In recent months, the government of this East African nation, home to approximately 120 million people, has implemented a series of economic reforms to attract investors, as the economy remains largely state-controlled.
In early January, Ethiopia launched its stock exchange. In late July, in a bid to secure an IMF loan, the country announced a major reform of its foreign exchange system, which had been heavily regulated, allowing commercial banks to set exchange rates freely.
Kristalina Georgieva, making her first visit to Ethiopia since assuming leadership of the IMF in 2019, “will meet with Prime Minister Abiy Ahmed and senior government officials to discuss the country’s economic outlook, policy priorities, and ongoing reforms,” the Finance Ministry stated in a press release.

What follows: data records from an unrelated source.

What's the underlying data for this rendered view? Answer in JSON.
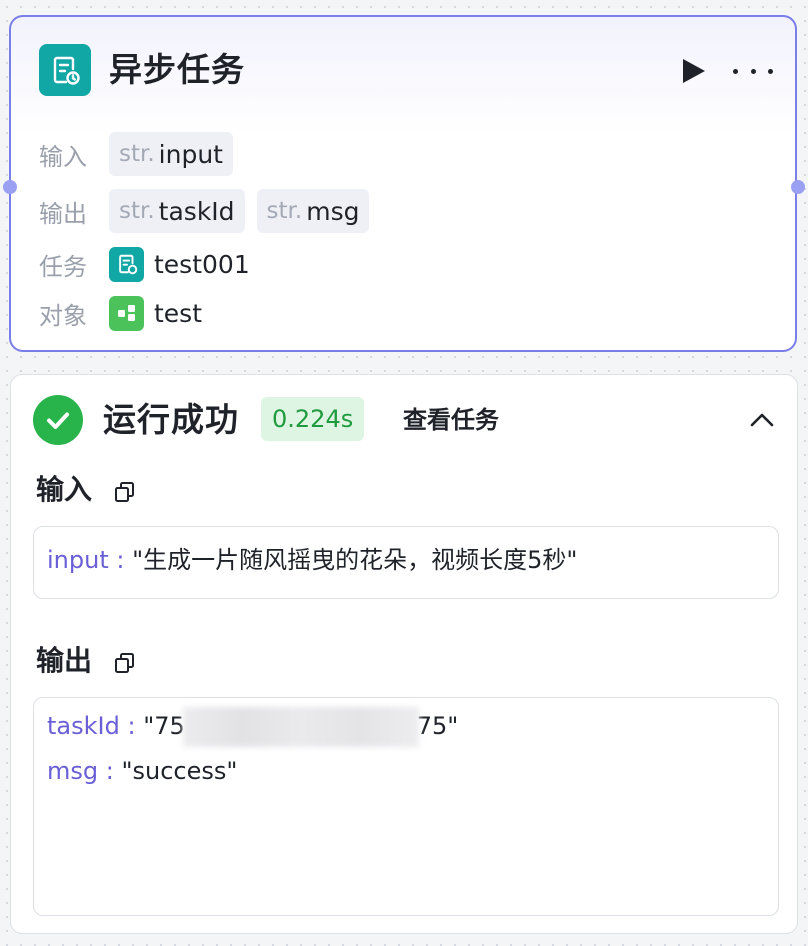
{
  "node": {
    "title": "异步任务",
    "icon": "async-task-icon",
    "accent_color": "#7a7ee8",
    "inputs_label": "输入",
    "inputs": [
      {
        "type": "str.",
        "name": "input"
      }
    ],
    "outputs_label": "输出",
    "outputs": [
      {
        "type": "str.",
        "name": "taskId"
      },
      {
        "type": "str.",
        "name": "msg"
      }
    ],
    "task_label": "任务",
    "task_value": "test001",
    "task_icon": "async-task-icon",
    "object_label": "对象",
    "object_value": "test",
    "object_icon": "object-model-icon"
  },
  "result": {
    "status": "运行成功",
    "status_icon": "check-circle-icon",
    "duration": "0.224s",
    "view_task": "查看任务",
    "input_section_title": "输入",
    "input_lines": [
      {
        "key": "input",
        "sep": " : ",
        "value": "\"生成一片随风摇曳的花朵，视频长度5秒\""
      }
    ],
    "output_section_title": "输出",
    "output_lines": [
      {
        "key": "taskId",
        "sep": " : ",
        "value_prefix": "\"75",
        "value_suffix": "75\""
      },
      {
        "key": "msg",
        "sep": " : ",
        "value": "\"success\""
      }
    ],
    "success_color": "#28b34b"
  }
}
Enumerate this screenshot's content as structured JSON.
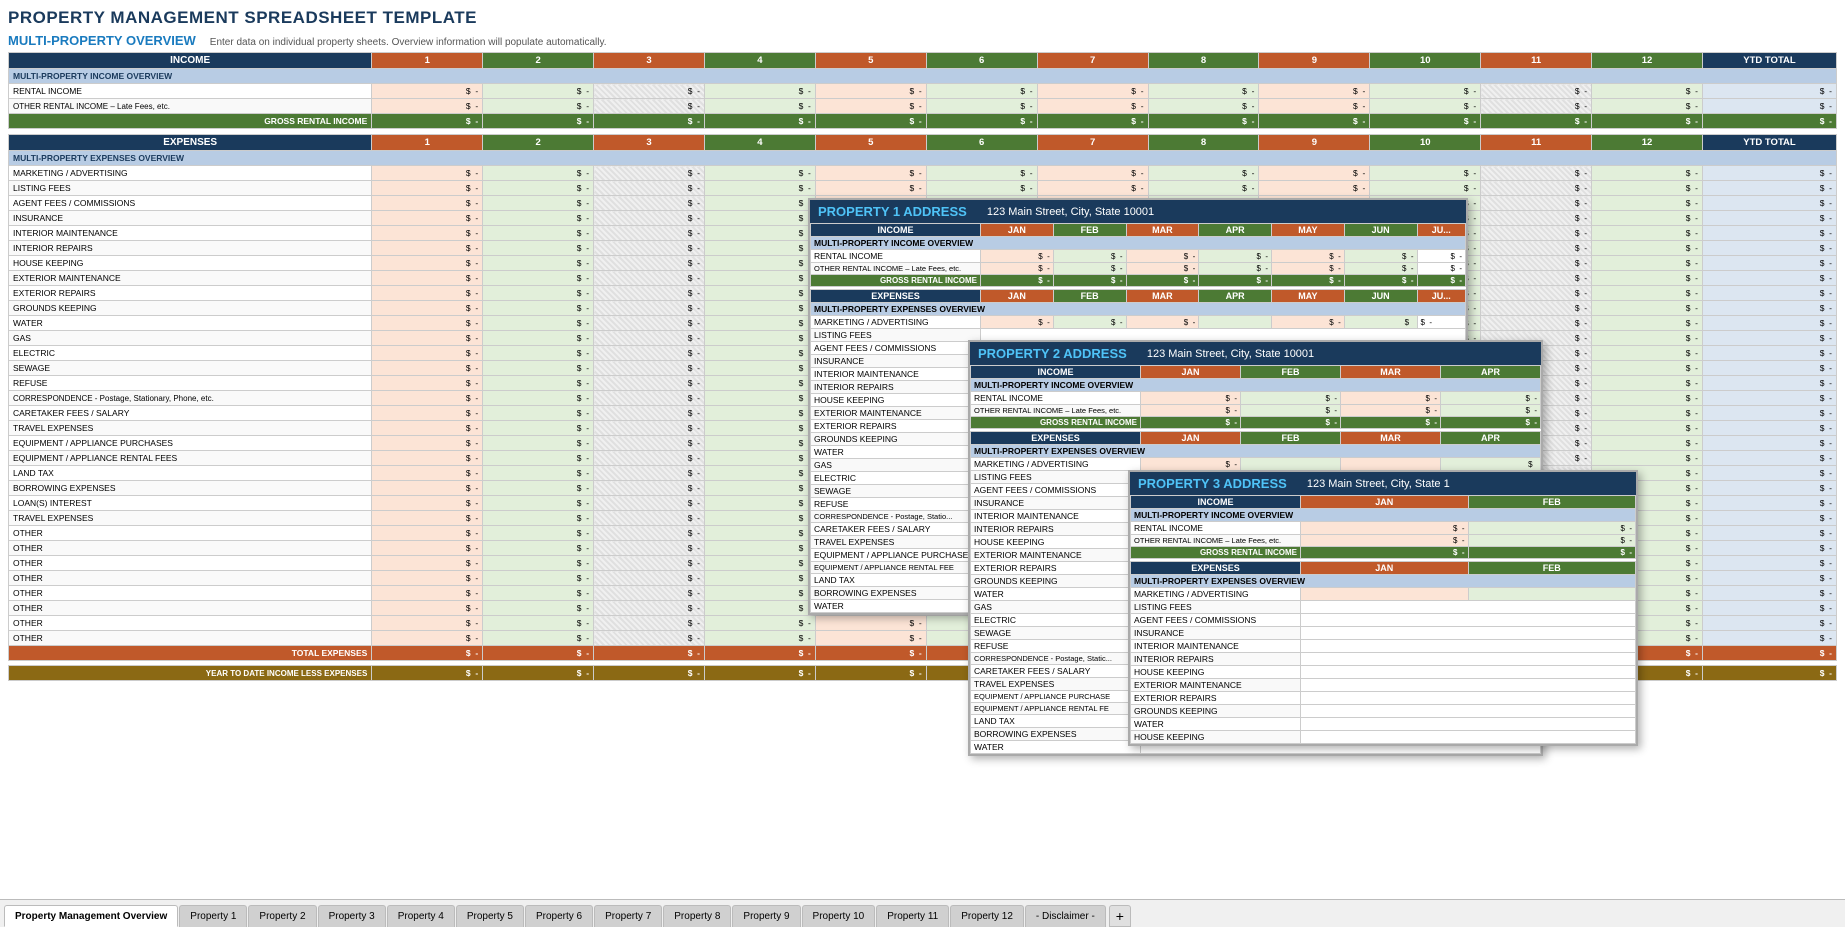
{
  "title": "PROPERTY MANAGEMENT SPREADSHEET TEMPLATE",
  "overview_title": "MULTI-PROPERTY OVERVIEW",
  "overview_subtitle": "Enter data on individual property sheets.  Overview information will populate automatically.",
  "income_section": {
    "header": "INCOME",
    "subsection": "MULTI-PROPERTY INCOME OVERVIEW",
    "rows": [
      "RENTAL INCOME",
      "OTHER RENTAL INCOME – Late Fees, etc."
    ],
    "gross_label": "GROSS RENTAL INCOME",
    "columns": [
      "1",
      "2",
      "3",
      "4",
      "5",
      "6",
      "7",
      "8",
      "9",
      "10",
      "11",
      "12",
      "YTD TOTAL"
    ]
  },
  "expenses_section": {
    "header": "EXPENSES",
    "subsection": "MULTI-PROPERTY EXPENSES OVERVIEW",
    "rows": [
      "MARKETING / ADVERTISING",
      "LISTING FEES",
      "AGENT FEES / COMMISSIONS",
      "INSURANCE",
      "INTERIOR MAINTENANCE",
      "INTERIOR REPAIRS",
      "HOUSE KEEPING",
      "EXTERIOR MAINTENANCE",
      "EXTERIOR REPAIRS",
      "GROUNDS KEEPING",
      "WATER",
      "GAS",
      "ELECTRIC",
      "SEWAGE",
      "REFUSE",
      "CORRESPONDENCE - Postage, Stationary, Phone, etc.",
      "CARETAKER FEES / SALARY",
      "TRAVEL EXPENSES",
      "EQUIPMENT / APPLIANCE PURCHASES",
      "EQUIPMENT / APPLIANCE RENTAL FEES",
      "LAND TAX",
      "BORROWING EXPENSES",
      "LOAN(S) INTEREST",
      "TRAVEL EXPENSES",
      "OTHER",
      "OTHER",
      "OTHER",
      "OTHER",
      "OTHER",
      "OTHER",
      "OTHER",
      "OTHER"
    ],
    "total_label": "TOTAL EXPENSES",
    "ytd_label": "YEAR TO DATE INCOME LESS EXPENSES"
  },
  "property1": {
    "title": "PROPERTY 1 ADDRESS",
    "address": "123 Main Street, City, State  10001",
    "months": [
      "JAN",
      "FEB",
      "MAR",
      "APR",
      "MAY",
      "JUN",
      "JU"
    ]
  },
  "property2": {
    "title": "PROPERTY 2 ADDRESS",
    "address": "123 Main Street, City, State  10001",
    "months": [
      "JAN",
      "FEB",
      "MAR",
      "APR"
    ]
  },
  "property3": {
    "title": "PROPERTY 3 ADDRESS",
    "address": "123 Main Street, City, State  1",
    "months": [
      "JAN",
      "FEB"
    ]
  },
  "tabs": [
    {
      "label": "Property Management Overview",
      "active": true
    },
    {
      "label": "Property 1",
      "active": false
    },
    {
      "label": "Property 2",
      "active": false
    },
    {
      "label": "Property 3",
      "active": false
    },
    {
      "label": "Property 4",
      "active": false
    },
    {
      "label": "Property 5",
      "active": false
    },
    {
      "label": "Property 6",
      "active": false
    },
    {
      "label": "Property 7",
      "active": false
    },
    {
      "label": "Property 8",
      "active": false
    },
    {
      "label": "Property 9",
      "active": false
    },
    {
      "label": "Property 10",
      "active": false
    },
    {
      "label": "Property 11",
      "active": false
    },
    {
      "label": "Property 12",
      "active": false
    },
    {
      "label": "- Disclaimer -",
      "active": false
    }
  ],
  "prop_expenses_overview": "Property EXPENSES Overview"
}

In July, the IMF approved a $3.4 billion aid program for Ethiopia.
In October, the institution praised the country’s economic reform program, stating that it was “progressing well” and that “foreign currency availability has improved.”
Ethiopia, the second most populous country in Africa, recorded high economic growth rates—often exceeding 10% annually—between 2004 and 2019.
When Abiy Ahmed took office in 2018, he pledged ambitious reforms.
However, the combined effects of the COVID-19 pandemic, the war in Ukraine, and the conflict in the northern Tigray region (estimated to have cost around $20 billion) have impacted the economy. Inflation soared to 33.9% in 2022 but has since declined to 23.9% last year and is expected to drop further to 13.3% by 2026.
Meanwhile, the country’s growth rate stood at 6.1% in 2024 and is projected to rise to 6.5% this year, according to IMF forecasts.